The statistics for five years survival rates just keep going better and better in higher income countries, thanks to cancers being detected earlier and earlier and medical progress. Again according to the WHO, ‘Breast cancer survival rates vary greatly worldwide, ranging from 80% or over in North America, Sweden and Japan to around 60% in middle-income countries and below 40% in low-income countries (Coleman et al., 2008). The low survival rates in less developed countries can be explained mainly by the lack of early detection programmes, resulting in a high proportion of women presenting with late-stage disease, as well as by the lack of adequate diagnosis and treatment facilities.‘
But women with breast cancer are everything but statistics. They’re women who tell you they instantly trusted their women doctor because ‘she wore nice shoes, so I figured I was in good hands’, they’re women who have to learn a whole new vocabulary (when they even have access to it, as not all women are equal in health care access and coverage) that they could have done without, PET scans, CT scans, Bone scan, MRI, hormonal therapy, metastases, stages and grades, herceptin, hormonal receptors, Tamoxifen and Aromasin, lumpectomy, mastectomy, recurrence, and the hysterical thing is that the list could go on and again, the women who get to learn about all these are actually the privileged ones, they’re women who cry as they’re being taken away for surgery, women who plainly tell you they’re scared, because, well, it is really pretty fucking scary. They’re women who reach out to one another to create a support system, or who decide to close up when it all becomes too much.
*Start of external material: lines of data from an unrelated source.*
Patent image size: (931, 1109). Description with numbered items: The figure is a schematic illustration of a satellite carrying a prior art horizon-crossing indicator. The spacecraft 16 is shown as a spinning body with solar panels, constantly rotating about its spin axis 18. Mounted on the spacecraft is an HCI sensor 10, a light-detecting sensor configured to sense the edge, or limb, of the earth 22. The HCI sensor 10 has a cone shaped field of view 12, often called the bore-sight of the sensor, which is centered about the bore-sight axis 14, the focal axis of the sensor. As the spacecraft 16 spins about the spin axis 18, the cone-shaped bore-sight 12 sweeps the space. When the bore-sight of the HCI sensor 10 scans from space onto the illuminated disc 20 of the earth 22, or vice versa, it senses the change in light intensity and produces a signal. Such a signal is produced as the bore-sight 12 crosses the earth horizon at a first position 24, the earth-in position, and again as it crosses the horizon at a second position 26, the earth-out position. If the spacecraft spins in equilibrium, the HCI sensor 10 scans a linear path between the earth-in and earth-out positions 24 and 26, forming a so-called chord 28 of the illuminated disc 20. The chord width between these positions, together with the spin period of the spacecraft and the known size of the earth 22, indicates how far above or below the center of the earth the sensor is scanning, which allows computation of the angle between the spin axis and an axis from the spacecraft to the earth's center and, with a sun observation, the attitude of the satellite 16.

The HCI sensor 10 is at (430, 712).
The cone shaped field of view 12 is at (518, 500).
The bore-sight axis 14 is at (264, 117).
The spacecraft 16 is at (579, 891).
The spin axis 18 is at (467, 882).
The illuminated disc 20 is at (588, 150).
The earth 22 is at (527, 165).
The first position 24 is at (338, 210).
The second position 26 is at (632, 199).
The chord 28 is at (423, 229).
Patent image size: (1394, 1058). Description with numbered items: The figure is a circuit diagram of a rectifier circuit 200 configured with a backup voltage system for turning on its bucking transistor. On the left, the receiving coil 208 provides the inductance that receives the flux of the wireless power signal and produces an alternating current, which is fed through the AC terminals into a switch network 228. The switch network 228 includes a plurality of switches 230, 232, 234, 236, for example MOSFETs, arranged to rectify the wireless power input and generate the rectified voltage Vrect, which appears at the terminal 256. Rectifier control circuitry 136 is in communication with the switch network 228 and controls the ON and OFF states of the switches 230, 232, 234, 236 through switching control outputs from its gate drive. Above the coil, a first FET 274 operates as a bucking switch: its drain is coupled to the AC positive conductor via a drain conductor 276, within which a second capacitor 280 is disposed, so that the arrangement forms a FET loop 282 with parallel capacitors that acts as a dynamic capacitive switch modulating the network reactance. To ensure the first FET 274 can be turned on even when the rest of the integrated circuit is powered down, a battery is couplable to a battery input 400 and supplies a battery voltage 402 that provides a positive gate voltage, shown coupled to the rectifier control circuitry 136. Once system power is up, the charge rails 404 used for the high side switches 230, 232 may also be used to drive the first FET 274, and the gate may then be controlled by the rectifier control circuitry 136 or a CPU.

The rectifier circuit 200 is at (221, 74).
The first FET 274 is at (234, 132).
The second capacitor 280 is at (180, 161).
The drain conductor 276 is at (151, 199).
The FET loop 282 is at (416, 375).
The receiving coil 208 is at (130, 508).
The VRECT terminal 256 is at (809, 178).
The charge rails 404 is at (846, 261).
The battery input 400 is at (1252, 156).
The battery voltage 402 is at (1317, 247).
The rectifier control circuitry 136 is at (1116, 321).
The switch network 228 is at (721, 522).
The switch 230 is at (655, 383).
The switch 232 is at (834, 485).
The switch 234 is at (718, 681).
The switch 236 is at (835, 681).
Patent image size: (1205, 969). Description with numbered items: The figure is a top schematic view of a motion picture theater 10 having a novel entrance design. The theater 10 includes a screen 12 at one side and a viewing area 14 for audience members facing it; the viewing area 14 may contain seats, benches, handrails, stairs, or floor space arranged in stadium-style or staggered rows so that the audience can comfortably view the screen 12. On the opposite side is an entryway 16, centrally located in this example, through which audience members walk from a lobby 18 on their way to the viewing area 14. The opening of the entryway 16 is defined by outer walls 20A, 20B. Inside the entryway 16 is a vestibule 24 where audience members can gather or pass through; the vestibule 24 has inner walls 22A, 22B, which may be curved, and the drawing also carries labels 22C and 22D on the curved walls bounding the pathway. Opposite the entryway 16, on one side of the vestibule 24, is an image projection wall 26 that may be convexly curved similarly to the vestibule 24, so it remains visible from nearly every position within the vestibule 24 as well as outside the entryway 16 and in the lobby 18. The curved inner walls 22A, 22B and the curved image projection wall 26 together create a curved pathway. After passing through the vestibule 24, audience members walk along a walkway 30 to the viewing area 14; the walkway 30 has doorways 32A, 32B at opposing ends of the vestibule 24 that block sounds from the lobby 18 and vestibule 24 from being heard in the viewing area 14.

But they’re also women who go and cut their hair something fabulous, and tell you ‘i want to live’ with a resolve that honestly frightens, and women who find it in themselves to simply go on, just because they’re a bit like Beyonce shoving that cheating man out: Hey Cancer, you must not know ’bout me. I’ll kick your ass and its mother.
None of these experiences and feelings and grief and anger and hope can ever be encapsulated by a campaign or an article or a single narrative. Yes we need to talk about breast cancer, but we need to talk with and about the women and not just the disease, we need to make sure the gaps between women affected get reduced to the point of non existence. We need to be there for them so their fears get eased up, and we need to support their choices because it’s their lives and their own bodies, and that include the right to refuse a certain treatment sometimes without judgment or questions. In short, we have a lot of things to do, and they don’t include purchasing useless crap that might actually be harmful just because they have a pink ribbon on them.